Today, the US Federal Trade Comission sued Nvidia to block their $40 Billion Dollar acquisition of chip designer, ARM. The purchase was originally announced in September of 2020. Nvidia’s reason was to develop a new AI-focused R&D center in ARM’s Cambridge headquarters. After this announcement, several countries joined to investigate their purchase.
The reason for this lawsuit was that the company, after the purchase of ARM, would have too much control over current technologies and would stagnate existing competition. Resulting in higher prices, less innovation and lower product quality. This would harm the market severely.
It is also mentioned in the lawsuit, that the merge will result in Nvidia having access to sensitive information about ARM’s licenses, some of which, are Nvidia’s rivals. This would result in ARM no longer pursuing innovations due to them conflicting with Nvidia’s own.

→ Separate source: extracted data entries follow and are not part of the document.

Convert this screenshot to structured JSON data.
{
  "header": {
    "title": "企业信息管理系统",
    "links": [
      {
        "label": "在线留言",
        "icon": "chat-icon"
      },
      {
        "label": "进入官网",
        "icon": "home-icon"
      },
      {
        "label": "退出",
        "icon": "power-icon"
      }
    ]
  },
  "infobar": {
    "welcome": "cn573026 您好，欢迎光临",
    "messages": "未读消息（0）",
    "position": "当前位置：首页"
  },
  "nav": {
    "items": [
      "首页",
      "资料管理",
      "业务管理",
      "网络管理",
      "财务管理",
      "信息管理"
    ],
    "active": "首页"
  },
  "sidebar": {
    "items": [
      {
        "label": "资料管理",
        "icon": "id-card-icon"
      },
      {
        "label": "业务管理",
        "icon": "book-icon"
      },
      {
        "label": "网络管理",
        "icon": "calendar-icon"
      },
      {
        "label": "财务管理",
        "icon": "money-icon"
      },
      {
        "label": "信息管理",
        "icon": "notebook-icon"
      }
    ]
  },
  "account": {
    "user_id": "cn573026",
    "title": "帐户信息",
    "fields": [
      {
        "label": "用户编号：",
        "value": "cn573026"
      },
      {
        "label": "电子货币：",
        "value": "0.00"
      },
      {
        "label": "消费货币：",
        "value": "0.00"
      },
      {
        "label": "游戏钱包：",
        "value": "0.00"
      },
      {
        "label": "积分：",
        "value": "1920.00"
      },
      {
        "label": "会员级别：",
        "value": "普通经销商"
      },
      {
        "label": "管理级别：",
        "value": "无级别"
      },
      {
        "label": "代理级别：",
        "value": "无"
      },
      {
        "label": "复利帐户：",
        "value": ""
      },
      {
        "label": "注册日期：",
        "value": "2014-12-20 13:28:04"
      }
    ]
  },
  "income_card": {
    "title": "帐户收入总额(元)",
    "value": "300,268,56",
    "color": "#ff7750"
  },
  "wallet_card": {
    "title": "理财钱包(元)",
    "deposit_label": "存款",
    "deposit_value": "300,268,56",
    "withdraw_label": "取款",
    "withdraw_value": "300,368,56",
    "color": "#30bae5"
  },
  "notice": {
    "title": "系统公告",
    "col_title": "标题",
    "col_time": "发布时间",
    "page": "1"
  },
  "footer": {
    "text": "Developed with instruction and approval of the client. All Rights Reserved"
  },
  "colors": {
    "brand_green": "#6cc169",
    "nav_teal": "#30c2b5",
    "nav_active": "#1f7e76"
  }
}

The complaint says the purchase will harm three worldwide markets:
– High-Level Advanced Driver Assistance Systems for passenger cars. These systems offer computer-assisted driving functions, such as automated lane changing, lane keeping, highway entrance and exit, and collision prevention;
– DPU SmartNICs, which are advanced networking products used to increase the security and efficiency of datacenter servers; and
– Arm-Based CPUs for Cloud Computing Service Providers. These new and emerging products leverage Arm’s technology to meet the performance, power efficiency, and customizability needs of modern datacenters that provide cloud computing services. “Cloud computing” refers to the increasingly popular computing business model in which large datacenter operators provide computing services remotely and/or directly offer computing resources for rent, as well as provide other support services to customers who can then run applications, host websites, or perform other computing tasks on the remote servers—i.e., “the cloud.”
The desicion for the lawsuit was unanimous, with the vote to issue the complaint being 4-0 against it. The trial to determine the final outcome will begin on August 9, 2022.